Kete Oroti attended school from kindergarten to grade 1. As an adult she took the literacy course and after receiving her certificate says, “I’m happy that I can read & write. God has a plan for my life. I can read the Bible and now I can work.”

Commitment to Recording

by Karen Weaver

Commitment. That describes everyone involved in producing the video of the Gospel of John in the Mandara language.

A team of four Papua New Guinean audio technicians traveled to Tatau Island to record the voices for the video. They were accompanied by Lauren Runia, who had trained them in recording techniques and came along to see how they would do on their second major project.

The commitment of the men was obvious as they persevered during the trip to the location, which included rides in five vans/trucks and two dinghys, which included getting drenched in two heavy downpours of rain along the way. The distance and inconvenience of the journey would not keep them from their mission.

Once on the island, the team recorded in two very small buildings, using a portable generator to power their computers. They ably encouraged the actors to read with good expression, made the recorded parts sync with the picture shown on the screen, and related well to the local people.

The team’s mentor, Lauren, said, “Although I was there to coach them through any rough spots, there was very little I needed to say as the technicians far exceeded my expectation in their ability to record and to work through and overcome challenges.”

On their last night in the village, the team showed Part I of the Gospel of John video in the Mandara language. Even rainfall, which caused the showing of the film to be moved indoors, could not dampen the enthusiasm of the viewers. When all seats were filled to overflowing, more people peered in through open windows, sheltered by the overhanging roof, with the rain drizzling behind them.

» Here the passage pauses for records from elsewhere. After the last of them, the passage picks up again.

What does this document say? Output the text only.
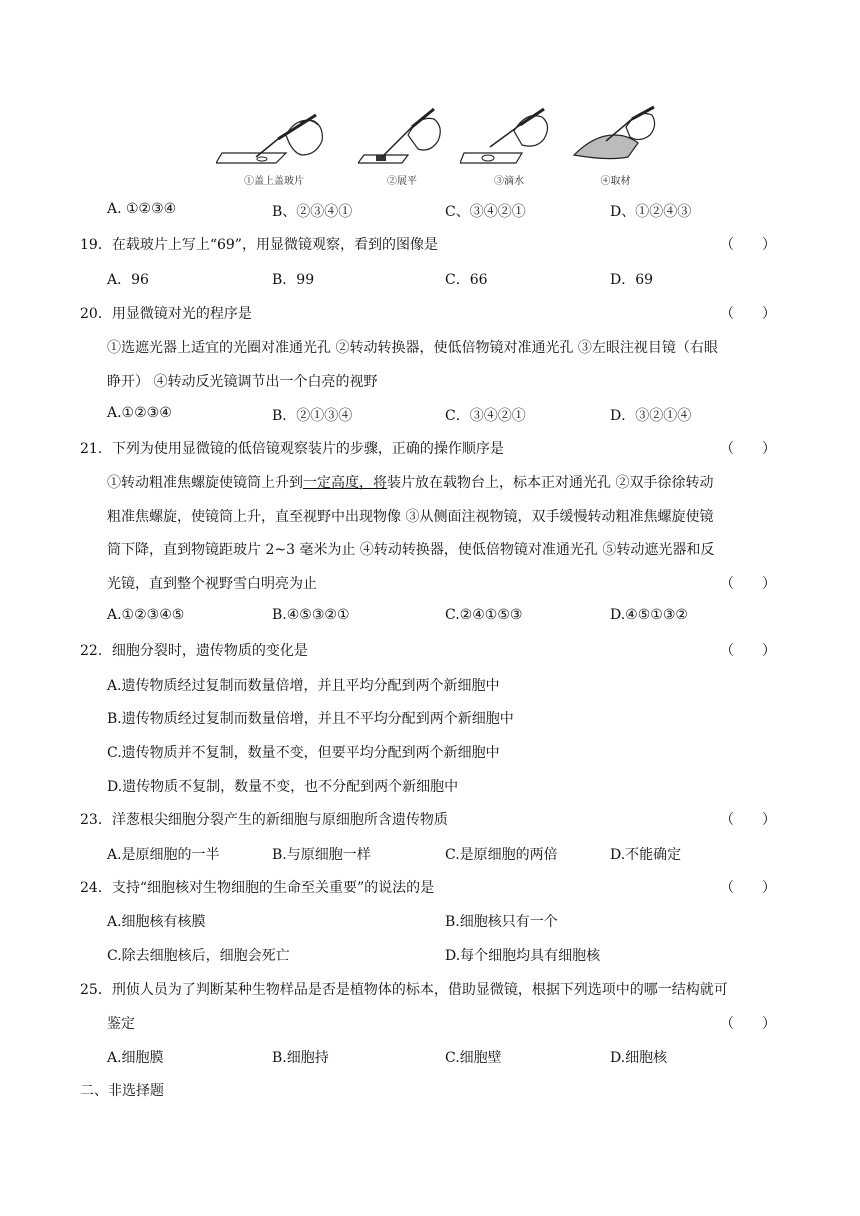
①盖上盖玻片	②展平	③滴水	④取材
A. ①②③④	B、②③④①	C、③④②①	D、①②④③
19．在载玻片上写上“69”，用显微镜观察，看到的图像是	（　　）
A．96	B．99	C．66	D．69
20．用显微镜对光的程序是	（　　）
①选遮光器上适宜的光圈对准通光孔 ②转动转换器，使低倍物镜对准通光孔 ③左眼注视目镜（右眼
睁开） ④转动反光镜调节出一个白亮的视野
A.①②③④	B．②①③④	C．③④②①	D．③②①④
21．下列为使用显微镜的低倍镜观察装片的步骤，正确的操作顺序是	（　　）
①转动粗准焦螺旋使镜筒上升到一定高度，将装片放在载物台上，标本正对通光孔 ②双手徐徐转动
粗准焦螺旋，使镜筒上升，直至视野中出现物像 ③从侧面注视物镜，双手缓慢转动粗准焦螺旋使镜
筒下降，直到物镜距玻片 2~3 毫米为止 ④转动转换器，使低倍物镜对准通光孔 ⑤转动遮光器和反
光镜，直到整个视野雪白明亮为止	（　　）
A.①②③④⑤	B.④⑤③②①	C.②④①⑤③	D.④⑤①③②
22．细胞分裂时，遗传物质的变化是	（　　）
A.遗传物质经过复制而数量倍增，并且平均分配到两个新细胞中
B.遗传物质经过复制而数量倍增，并且不平均分配到两个新细胞中
C.遗传物质并不复制，数量不变，但要平均分配到两个新细胞中
D.遗传物质不复制，数量不变，也不分配到两个新细胞中
23．洋葱根尖细胞分裂产生的新细胞与原细胞所含遗传物质	（　　）
A.是原细胞的一半	B.与原细胞一样	C.是原细胞的两倍	D.不能确定
24．支持“细胞核对生物细胞的生命至关重要”的说法的是	（　　）
A.细胞核有核膜	B.细胞核只有一个
C.除去细胞核后，细胞会死亡	D.每个细胞均具有细胞核
25．刑侦人员为了判断某种生物样品是否是植物体的标本，借助显微镜，根据下列选项中的哪一结构就可
鉴定	（　　）
A.细胞膜	B.细胞持	C.细胞壁	D.细胞核
二、非选择题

The local church was grateful for the work of the team and demonstrated their commitment to the completion of the film through their close involvement in the project. Representatives from all church denominations in the language group met to pray for the recording, cooked food for the team, and provided them with shelter. In a closing ceremony, church leaders expressed their deep appreciation for the visitors and for the many local readers who had a vital part in the project. It had truly been a team effort.